Но князь фон Фаффенгейм не был простаком; он был тем, кого доктор Котар назвал бы «тонким дипломатом», и он знал, что г. де Норпуа дипломат не менее тонкий и что он отлично видит, что доставит кандидату в Академию удовольствие, если будет голосовать за него. В должности посла и на посту министра иностранных дел князь вел в интересах своей страны — как он вел их теперь в своих собственных интересах — те разговоры, в которых мы знаем заранее, до каких пределов мы в них дойдем и чего наши собеседники никогда не заставят нас сказать. Ему было отлично известно, что разговаривать на дипломатическом языке значит предлагать. Для этого он и выхлопотал г-ну де Норпуа андреевскую ленту.
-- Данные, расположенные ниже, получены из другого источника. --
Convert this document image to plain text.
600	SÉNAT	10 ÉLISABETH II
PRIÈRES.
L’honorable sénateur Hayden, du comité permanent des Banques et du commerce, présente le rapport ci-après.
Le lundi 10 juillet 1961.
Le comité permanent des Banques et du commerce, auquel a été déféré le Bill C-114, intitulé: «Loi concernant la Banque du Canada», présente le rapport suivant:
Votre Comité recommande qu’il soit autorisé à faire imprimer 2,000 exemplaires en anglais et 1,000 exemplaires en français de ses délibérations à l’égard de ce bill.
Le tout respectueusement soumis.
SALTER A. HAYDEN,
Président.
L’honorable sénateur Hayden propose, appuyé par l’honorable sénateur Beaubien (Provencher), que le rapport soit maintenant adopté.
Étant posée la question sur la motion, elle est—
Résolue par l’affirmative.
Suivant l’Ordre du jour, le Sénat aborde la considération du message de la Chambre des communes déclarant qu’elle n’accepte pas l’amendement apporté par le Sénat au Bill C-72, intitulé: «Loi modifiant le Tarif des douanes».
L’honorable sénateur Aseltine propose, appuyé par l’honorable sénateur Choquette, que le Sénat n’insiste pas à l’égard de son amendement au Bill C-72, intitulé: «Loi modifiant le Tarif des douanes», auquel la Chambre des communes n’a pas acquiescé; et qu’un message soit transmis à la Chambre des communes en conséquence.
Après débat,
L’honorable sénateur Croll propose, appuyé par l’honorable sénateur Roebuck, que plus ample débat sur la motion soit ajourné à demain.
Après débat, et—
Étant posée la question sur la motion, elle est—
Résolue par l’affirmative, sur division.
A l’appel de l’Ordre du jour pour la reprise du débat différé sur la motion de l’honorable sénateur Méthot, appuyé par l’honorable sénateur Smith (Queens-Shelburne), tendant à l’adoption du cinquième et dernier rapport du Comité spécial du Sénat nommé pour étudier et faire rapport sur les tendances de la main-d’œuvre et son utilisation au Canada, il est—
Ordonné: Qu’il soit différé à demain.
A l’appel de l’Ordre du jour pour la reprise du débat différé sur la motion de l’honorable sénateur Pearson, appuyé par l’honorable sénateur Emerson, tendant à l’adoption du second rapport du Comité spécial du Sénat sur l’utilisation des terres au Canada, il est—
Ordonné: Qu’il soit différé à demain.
Но если бы ему надо было дать отчет своему правительству о беседе, которая у него была после этого с г-ном де Норпуа, то он мог бы так резюмировать ее в телеграмме: «Я понял, что пошел ложным путем». Ибо едва только он возобновил разговор об Институте, как г. де Норпуа повторил ему:
— Я бы очень, очень желал этого для моих коллег. Они должны, я думаю, чувствовать себя глубоко польщенными тем, что вы о них подумали. Это необыкновенно интересная кандидатура, но она немного вне наших привычек. Вы знаете, Академия — большая рутинерка, она страшится всего, что дает сколько-нибудь новый звук. Я лично порицаю ее за это. Сколько раз случалось мне давать это понять моим коллегам. Кажется даже, прости Господи, с моего языка сорвалось однажды слово заскорузлые, — прибавил он с притворным возмущением, вполголоса, почти в сторону, как это делается в театре, и бросив искоса на князя беглый взгляд голубых глаз, точно старый актер, который желает убедиться в произведенном им эффекте. — Вы понимаете, князь, что мне не хотелось бы вовлекать такого выдающегося человека, как вы, в заранее проигранную партию. Пока идеи моих коллег будут оставаться столь ретроградными, я считаю, что благоразумие велит воздержаться. Впрочем, будьте уверены, что как только я замечу веяние сколько-нибудь нового, сколько-нибудь живого духа в этой коллегии, которая готова превратиться в некрополь, как только я почувствую вероятность каких-нибудь шансов для вас, я первый вас извещу об этом.
«Андреевская лента — ошибка, — подумал князь, — переговоры не подвинулись ни на шаг; не этого он хотел. Я вложил в замок не тот ключ, что надо».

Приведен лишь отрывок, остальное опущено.